Lent 2: Father Gethin

Lent 2

A Word about the Readings
by Father Gethin


(The readings may be found here)

The Gospel for this Sunday is certainly one of the most controversial moments in our Lord’s earthly ministry; voices clamour to point out His heartlessness, His prejudice, and no doubt His lack of political correctness. But what about the story itself, and what might it have to teach us on our Lenten way? “A woman of Canaan came and cried to Jesus, saying, Lord, have mercy.”

Like so many episodes from our Lord’s earthly life, it is a strange place for a story to begin. Israel and Canaan were opposing cultures, beginning from the moment Joshua led the Jews over Jordan into the promised land, and conquered (with varying success) the peoples who dwelt there. The Canaanites were idolatrous, worshipping the false god Baal, who represents an opposing claim to God’s divine authority, and who stands therefore as the very antithesis of all that defines Israel—“Thou shalt have none other Gods but me.”

Speaking religiously, the Canaanites bowed down to demons, and so it is no doubt with a certain sense of irony that Jesus hears the Canaanite woman crying for help, because her daughter is, “vexed with a demon.” There is the old expression, ‘live by the sword, die by the sword.” And so, Christ’s initial silence, which seems hard-hearted, is really quite natural; in a literal sense, there is at first nothing to say. The two worlds, at best, have only silence between them, and what is more, the woman’s claim is nearly absurd. Jesus’ silence allows the weight of the moment to settle in, that things are coming to a strange place. It will require a special sort of perseverance if any good outcome is to be reached.

And for the love of her daughter, the woman does persevere. She persists in her prayer until the disciples are fed up, and until finally she moves Christ to speak—but by way of rejecting her claim—’I am sent to the lost sheep of Israel’, which is to say, those who know Yahweh as Lord, and also their need of Him. She has no place. Yet she also has need.

There is no simpler prayer than, ‘help.’ But there is hardly a more complex answer than Christ’s reply: ‘it would be wrong to throw your child’s supper to the puppy under the table’. And here is the point for us: the line is shocking—and it is shocking—so long as we prefer to hold onto our private worldly sensibilities, rather than be led into the kingdom of God. If we would be changed by the mercies of God, we must be prepared to give up our earthly false-modesties.

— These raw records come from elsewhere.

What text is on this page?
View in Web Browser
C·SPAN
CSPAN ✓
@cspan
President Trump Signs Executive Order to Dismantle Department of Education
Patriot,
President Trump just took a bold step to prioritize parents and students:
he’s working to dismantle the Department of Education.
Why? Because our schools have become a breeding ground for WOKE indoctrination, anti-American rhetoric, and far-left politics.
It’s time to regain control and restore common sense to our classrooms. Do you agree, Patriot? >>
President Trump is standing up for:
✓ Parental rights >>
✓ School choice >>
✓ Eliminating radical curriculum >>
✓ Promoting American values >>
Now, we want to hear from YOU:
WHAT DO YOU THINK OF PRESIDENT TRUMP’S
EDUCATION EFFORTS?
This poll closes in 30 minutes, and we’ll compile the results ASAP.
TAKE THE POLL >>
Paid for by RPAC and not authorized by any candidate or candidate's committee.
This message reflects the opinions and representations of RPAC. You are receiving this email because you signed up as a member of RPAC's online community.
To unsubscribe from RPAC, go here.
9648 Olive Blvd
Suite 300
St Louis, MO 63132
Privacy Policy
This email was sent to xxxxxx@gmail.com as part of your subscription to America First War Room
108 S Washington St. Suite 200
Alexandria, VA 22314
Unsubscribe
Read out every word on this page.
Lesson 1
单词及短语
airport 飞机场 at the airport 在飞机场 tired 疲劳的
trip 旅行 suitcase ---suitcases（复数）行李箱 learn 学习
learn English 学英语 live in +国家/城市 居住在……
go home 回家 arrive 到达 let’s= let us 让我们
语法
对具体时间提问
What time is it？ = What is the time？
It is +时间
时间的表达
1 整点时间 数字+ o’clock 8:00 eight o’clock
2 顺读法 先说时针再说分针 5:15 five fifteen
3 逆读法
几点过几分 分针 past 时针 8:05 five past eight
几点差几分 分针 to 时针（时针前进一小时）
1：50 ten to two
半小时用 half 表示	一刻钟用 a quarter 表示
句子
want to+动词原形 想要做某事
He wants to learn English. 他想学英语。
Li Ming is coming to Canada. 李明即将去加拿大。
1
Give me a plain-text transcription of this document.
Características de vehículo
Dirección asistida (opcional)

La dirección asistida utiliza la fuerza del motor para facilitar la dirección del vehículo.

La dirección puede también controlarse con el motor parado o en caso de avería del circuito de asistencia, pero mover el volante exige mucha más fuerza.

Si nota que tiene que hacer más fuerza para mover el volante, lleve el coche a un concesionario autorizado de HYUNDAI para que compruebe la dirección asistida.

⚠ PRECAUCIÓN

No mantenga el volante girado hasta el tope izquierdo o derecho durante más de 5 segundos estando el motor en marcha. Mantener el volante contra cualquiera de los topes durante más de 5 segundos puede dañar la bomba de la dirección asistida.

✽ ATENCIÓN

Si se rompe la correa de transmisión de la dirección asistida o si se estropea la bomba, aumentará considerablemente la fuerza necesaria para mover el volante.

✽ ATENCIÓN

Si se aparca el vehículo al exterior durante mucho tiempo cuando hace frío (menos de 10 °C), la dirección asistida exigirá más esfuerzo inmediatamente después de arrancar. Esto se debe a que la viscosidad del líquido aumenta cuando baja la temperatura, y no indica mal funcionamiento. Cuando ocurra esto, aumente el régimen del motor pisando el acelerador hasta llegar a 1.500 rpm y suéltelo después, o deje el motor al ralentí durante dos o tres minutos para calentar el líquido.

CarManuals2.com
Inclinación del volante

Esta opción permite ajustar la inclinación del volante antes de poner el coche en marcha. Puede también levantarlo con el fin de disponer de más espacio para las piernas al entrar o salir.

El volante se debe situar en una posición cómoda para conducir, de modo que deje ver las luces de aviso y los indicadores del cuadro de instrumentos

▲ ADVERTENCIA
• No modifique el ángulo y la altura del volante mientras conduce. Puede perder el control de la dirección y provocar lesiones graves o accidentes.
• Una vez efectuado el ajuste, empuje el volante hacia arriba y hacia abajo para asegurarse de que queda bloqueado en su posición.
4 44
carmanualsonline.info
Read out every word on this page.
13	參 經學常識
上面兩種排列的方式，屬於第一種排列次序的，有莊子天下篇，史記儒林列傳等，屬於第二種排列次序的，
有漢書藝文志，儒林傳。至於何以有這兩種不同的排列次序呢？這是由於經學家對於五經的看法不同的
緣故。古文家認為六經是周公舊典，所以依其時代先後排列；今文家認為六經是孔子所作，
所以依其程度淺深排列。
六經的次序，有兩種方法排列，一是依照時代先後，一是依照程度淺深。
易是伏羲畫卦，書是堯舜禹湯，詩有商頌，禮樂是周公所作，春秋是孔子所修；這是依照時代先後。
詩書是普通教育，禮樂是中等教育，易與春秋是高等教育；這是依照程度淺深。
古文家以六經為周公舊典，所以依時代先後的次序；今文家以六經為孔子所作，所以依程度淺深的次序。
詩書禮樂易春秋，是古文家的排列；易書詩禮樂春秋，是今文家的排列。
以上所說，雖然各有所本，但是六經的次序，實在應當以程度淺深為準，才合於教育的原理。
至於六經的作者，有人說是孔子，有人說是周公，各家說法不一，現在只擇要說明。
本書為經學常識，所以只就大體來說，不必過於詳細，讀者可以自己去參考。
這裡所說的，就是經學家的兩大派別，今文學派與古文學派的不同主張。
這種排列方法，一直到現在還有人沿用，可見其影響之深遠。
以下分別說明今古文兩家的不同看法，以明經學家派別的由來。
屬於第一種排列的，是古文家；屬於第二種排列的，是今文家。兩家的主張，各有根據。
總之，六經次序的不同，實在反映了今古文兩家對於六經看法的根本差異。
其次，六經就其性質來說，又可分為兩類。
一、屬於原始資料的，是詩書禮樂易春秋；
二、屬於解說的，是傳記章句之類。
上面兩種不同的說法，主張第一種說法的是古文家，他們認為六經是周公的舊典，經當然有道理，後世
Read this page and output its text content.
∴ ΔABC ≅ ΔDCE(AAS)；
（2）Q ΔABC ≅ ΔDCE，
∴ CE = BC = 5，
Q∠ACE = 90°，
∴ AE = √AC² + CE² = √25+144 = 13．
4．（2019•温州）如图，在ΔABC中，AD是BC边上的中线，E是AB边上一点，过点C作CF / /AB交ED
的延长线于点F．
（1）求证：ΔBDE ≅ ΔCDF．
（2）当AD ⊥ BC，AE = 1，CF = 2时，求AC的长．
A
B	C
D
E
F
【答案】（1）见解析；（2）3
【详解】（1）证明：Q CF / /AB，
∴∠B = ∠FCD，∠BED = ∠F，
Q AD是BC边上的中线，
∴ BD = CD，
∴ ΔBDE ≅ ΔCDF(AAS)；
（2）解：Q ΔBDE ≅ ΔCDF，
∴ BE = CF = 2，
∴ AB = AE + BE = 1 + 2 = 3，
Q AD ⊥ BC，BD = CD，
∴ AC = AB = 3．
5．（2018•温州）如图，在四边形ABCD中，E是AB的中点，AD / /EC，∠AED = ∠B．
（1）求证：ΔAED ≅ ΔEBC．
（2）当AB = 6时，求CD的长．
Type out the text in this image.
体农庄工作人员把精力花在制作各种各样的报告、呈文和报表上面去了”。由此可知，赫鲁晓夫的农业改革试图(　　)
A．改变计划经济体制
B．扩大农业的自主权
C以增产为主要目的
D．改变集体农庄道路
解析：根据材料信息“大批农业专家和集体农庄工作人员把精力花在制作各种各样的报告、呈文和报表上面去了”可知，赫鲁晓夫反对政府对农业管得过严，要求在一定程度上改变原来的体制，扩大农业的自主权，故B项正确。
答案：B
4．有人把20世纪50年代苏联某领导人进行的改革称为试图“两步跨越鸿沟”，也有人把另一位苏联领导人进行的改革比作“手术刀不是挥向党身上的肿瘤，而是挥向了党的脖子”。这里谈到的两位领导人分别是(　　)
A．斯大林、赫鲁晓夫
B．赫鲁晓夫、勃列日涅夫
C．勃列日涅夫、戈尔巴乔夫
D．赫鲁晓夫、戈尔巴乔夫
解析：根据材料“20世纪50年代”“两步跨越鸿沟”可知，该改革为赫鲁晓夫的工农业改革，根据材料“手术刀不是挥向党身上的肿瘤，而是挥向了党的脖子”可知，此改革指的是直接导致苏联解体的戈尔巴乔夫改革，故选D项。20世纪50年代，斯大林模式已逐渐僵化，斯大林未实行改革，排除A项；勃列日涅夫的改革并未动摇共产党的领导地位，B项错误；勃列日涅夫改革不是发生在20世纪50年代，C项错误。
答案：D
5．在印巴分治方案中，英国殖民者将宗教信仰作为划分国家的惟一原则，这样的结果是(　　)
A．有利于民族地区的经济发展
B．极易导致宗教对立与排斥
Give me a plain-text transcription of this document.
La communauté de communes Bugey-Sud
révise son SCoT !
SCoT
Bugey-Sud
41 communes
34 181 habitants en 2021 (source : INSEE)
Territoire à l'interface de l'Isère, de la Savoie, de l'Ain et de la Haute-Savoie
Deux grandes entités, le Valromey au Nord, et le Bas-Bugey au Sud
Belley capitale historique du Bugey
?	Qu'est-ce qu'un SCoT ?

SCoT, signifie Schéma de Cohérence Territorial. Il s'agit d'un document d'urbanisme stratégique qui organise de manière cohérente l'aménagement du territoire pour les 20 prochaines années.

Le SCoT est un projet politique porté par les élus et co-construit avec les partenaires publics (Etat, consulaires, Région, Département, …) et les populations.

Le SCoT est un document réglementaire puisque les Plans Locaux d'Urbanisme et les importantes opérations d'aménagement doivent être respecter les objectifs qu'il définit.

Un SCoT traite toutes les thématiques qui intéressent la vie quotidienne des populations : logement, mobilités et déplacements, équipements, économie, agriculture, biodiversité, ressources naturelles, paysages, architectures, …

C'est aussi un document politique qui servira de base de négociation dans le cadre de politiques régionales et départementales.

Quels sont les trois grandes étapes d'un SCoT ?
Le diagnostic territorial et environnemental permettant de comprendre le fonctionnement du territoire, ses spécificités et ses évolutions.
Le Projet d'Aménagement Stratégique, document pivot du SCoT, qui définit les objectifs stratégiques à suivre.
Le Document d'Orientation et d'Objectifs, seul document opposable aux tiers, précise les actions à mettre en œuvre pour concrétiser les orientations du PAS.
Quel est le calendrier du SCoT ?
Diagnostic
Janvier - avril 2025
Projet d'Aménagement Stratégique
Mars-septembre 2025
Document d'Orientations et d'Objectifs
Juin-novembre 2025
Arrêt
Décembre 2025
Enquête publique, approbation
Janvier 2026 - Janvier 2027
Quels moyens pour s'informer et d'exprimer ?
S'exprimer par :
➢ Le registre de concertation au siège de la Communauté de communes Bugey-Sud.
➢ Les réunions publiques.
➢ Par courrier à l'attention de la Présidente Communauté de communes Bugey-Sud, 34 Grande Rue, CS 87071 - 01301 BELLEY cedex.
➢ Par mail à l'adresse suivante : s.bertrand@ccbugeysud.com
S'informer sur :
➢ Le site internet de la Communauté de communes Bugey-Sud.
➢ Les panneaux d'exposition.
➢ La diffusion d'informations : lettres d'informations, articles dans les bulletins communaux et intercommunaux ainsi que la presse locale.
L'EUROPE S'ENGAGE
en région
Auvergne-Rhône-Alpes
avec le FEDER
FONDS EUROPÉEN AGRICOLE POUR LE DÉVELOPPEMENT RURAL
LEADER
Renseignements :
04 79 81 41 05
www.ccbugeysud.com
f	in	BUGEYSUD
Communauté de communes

Jesus isn’t merely calling the woman a dog; He is showing how there is a story to which He belongs, as a parent belongs to a child, and that story has an absolute priority. Even if Israel is unfaithful, God continues faithful. That is the story. He comes, first of all, as their Messiah, just as He promised. His mercy and healing belong to that world. She has no historical grounds to ask His aid. But: if she is willing to accept His terms, the unique terms of God’s purpose working out His goodness in time, there is a way, there is an eternal ground from which her claim can proceed. It is a way that is even more fundamental than the history of Israel, because it is what the history of Israel issues from and rests upon—the way of faith. “When God called, Abraham obeyed—by faith.” (Heb. 11:8). ‘Yes Lord’, she confesses, ‘you story is true, and I will receive it, sacrificing my own story in the process.’ But, that also means, in that faith, her prayer becomes real—’the little dogs may yet eat the crumbs’. And as we feel His hard words, the hard truth of the law, in the beginning, so we ought to feel His joy, here in the end, in His mercy: ‘for He desires not the death of a sinner, but rather that he may turn from his wickedness and live.’ (BCP, absolution at Morning Prayer)

And so are we to understand our Lenten way: it is the way of turning from godless earthly interests—fornication and falsehood, fears and fantasies, in order to be converted to the way, the strange, heavenly-minded way, of faith, devoted to one thing: the word of Lord. “For this is the will of God, even your sanctification.”